Sutrah
Bagi Orang Shalat
Yang kami maksud
dengan sutrah adalah sesuatu yang diletakkan si mushalli
di depannya. Bisa berupa tongkat, kayu, atau ina-in,
dan sebagainya, yang dimaksudkan untuk membatasi tempat shalatnya, sehingga
tidak ada seorangpun yang bisa menyertainya dan memungkinkan baginya untuk bisa
melaksanakan shalat dengan thuma'ninah
tanpa dilewati oleh manusia atau hewan yang bisa memutuskan atau mengganggu
shalatnya itu.
Menjadikan sesuatu
sebagai sutrah di dalam shalat itu hukumnya sunat. Dari Sabrah bin Ma'had ra.,
ia berkata: Rasulullah Saw. bersabda:
“Jika salah seorang
dari kalian melaksanakan shalat, maka hendaklah dia menetapkan sutrah untuk
shalatnya, walaupun dengan satu anak panah.” (HR. Ahmad dan al-Hakim)
Dari Ibnu Umar ra.:
“Bahwa Rasulullah
Saw., apabila keluar pada hari raya, Beliau memerintahkan (pada pelayannya)

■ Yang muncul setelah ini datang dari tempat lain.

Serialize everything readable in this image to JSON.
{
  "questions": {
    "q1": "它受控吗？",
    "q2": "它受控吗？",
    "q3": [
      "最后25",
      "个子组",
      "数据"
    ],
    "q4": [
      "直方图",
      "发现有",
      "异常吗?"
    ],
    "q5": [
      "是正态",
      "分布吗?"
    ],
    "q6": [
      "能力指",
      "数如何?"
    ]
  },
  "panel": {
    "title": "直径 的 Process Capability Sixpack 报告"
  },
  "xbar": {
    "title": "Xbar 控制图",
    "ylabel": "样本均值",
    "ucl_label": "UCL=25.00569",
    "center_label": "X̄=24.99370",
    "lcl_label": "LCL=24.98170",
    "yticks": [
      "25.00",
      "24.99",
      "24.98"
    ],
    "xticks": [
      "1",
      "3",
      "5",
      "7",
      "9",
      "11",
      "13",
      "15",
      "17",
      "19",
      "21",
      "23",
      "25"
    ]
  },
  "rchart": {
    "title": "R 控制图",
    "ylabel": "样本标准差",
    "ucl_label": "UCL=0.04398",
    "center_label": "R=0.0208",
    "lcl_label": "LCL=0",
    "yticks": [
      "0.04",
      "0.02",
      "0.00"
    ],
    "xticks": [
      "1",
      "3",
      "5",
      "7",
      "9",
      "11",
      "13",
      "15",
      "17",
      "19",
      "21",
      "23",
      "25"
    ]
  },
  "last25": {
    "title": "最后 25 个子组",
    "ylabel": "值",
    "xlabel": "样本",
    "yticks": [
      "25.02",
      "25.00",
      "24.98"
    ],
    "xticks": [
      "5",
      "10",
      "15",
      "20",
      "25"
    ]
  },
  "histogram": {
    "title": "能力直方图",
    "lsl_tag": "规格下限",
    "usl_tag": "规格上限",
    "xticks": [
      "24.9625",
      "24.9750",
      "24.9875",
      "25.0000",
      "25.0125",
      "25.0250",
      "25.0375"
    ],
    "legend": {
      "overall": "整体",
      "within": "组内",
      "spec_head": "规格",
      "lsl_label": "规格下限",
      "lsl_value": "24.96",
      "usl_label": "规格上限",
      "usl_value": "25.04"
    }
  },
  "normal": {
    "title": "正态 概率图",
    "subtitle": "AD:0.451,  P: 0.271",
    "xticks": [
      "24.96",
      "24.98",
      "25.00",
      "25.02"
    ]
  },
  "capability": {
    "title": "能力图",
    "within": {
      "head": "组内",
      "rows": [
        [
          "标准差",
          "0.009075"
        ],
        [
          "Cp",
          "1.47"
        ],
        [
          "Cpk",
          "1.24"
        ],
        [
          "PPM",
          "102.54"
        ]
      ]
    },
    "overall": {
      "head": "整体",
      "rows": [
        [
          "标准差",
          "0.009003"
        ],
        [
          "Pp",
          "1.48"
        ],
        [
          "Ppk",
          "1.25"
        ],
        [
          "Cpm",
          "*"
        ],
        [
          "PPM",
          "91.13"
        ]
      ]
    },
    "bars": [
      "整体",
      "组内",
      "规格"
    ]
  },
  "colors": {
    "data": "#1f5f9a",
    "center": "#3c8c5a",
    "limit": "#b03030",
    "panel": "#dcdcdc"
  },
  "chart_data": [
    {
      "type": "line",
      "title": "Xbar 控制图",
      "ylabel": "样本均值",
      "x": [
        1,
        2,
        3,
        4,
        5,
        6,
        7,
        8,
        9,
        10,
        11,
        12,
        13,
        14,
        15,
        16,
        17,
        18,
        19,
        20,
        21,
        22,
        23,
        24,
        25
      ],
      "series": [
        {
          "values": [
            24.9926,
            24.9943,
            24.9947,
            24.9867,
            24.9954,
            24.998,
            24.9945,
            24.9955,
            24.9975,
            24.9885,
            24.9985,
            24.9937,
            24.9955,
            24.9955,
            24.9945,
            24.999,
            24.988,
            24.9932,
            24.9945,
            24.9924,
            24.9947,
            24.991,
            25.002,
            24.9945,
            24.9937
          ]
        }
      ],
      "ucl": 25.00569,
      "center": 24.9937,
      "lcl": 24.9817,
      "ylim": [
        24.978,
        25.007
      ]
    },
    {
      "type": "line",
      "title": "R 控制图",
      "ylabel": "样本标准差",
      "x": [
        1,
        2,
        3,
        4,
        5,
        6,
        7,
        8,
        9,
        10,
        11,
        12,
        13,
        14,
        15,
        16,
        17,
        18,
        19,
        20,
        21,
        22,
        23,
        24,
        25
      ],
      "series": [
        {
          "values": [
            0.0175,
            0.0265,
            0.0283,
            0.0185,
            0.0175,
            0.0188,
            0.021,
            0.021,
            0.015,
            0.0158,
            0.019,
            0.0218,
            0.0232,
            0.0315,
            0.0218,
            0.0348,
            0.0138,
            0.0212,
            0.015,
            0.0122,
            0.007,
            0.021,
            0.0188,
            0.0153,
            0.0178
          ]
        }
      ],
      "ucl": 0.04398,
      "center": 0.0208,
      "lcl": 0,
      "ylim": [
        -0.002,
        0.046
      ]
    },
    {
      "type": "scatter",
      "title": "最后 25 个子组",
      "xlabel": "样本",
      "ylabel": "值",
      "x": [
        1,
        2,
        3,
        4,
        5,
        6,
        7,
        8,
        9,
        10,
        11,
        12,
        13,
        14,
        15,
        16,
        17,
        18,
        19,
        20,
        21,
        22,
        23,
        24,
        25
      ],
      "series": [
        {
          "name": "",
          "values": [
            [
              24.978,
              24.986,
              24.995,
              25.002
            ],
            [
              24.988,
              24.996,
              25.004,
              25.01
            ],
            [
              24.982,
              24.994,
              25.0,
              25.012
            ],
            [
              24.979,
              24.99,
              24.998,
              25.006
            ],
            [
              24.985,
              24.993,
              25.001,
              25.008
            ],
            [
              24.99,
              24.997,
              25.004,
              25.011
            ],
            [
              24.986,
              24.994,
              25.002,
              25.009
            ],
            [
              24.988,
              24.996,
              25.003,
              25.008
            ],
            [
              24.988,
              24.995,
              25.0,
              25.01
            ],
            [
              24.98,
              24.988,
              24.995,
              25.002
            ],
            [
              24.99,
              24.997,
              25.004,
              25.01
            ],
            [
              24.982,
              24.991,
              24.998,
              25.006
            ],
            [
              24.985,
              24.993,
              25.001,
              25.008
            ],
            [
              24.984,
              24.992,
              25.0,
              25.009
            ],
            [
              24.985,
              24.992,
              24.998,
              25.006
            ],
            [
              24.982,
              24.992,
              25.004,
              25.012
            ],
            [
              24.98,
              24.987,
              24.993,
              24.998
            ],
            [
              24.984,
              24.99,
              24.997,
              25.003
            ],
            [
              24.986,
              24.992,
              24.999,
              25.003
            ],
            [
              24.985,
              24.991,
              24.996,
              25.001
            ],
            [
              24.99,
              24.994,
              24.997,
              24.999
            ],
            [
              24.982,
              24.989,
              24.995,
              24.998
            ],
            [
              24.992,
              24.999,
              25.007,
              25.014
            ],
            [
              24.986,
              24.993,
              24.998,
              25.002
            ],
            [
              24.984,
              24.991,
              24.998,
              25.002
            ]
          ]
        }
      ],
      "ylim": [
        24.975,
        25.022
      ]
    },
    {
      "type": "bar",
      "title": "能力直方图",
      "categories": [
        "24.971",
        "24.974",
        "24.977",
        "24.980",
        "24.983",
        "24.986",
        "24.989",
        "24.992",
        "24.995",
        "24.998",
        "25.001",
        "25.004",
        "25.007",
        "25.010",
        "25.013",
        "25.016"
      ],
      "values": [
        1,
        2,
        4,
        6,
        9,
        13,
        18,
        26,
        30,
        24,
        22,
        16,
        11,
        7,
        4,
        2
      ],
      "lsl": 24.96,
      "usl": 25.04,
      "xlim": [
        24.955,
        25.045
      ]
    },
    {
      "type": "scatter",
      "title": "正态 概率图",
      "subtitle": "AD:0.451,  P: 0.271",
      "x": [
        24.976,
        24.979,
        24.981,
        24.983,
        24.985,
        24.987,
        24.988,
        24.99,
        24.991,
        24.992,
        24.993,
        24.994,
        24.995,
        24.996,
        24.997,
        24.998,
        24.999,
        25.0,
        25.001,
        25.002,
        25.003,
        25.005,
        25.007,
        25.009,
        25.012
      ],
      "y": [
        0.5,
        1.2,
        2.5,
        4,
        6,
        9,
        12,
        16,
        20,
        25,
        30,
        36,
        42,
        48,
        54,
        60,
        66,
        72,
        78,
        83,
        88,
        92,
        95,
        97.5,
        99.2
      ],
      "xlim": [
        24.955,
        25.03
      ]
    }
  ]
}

untuk membawa tombak, lalu diletakkan di depannya. Dan Beliau Saw. shalat ke
arah (tombak) itu, sedangkan orang-orang berada di belakangnya. Beliau Saw.
seringkali melakukan hal itu dalam perjalanan, kemudian dicontoh oleh para
umara.” (HR. Bukhari dan Muslim)
Dari Ibnu Umar:
“Bahwa Nabi Saw.
shalat ke arah hewan tunggangannya (untanya).” (HR. Muslim, Ibnu Hibban, Ibnu
Khuzaimah dan ad-Darimi)
Abu Dawud meriwayatkan
hadits ini dengan lafadz:
“Sesungguhnya Nabi
Saw. shalat ke arah untanya.”
Hadits ini merupakan
penjelasan atas riwayat yang pertama.
Dari ketiga hadits ini
bisa disimpulkan, bahwa Rasulullah Saw. menjadikan sesuatu sebagai sutrah, dan
Beliau Saw. telah memerintahkan kaum Muslim untuk menetapkan sutrah. Karena
itu, menjadikan sesuatu sebagai sutrah itu hukumnya sunat, bukan mubah. Hukum
sutrah ini sunat, bukan wajib, berdasarkan hadits yang diriwayatkan Ibnu Abbas:
“Bahwa Rasulullah Saw.
shalat di tanah lapang, dan di depannya tidak ada sesuatupun.” (HR. Ahmad)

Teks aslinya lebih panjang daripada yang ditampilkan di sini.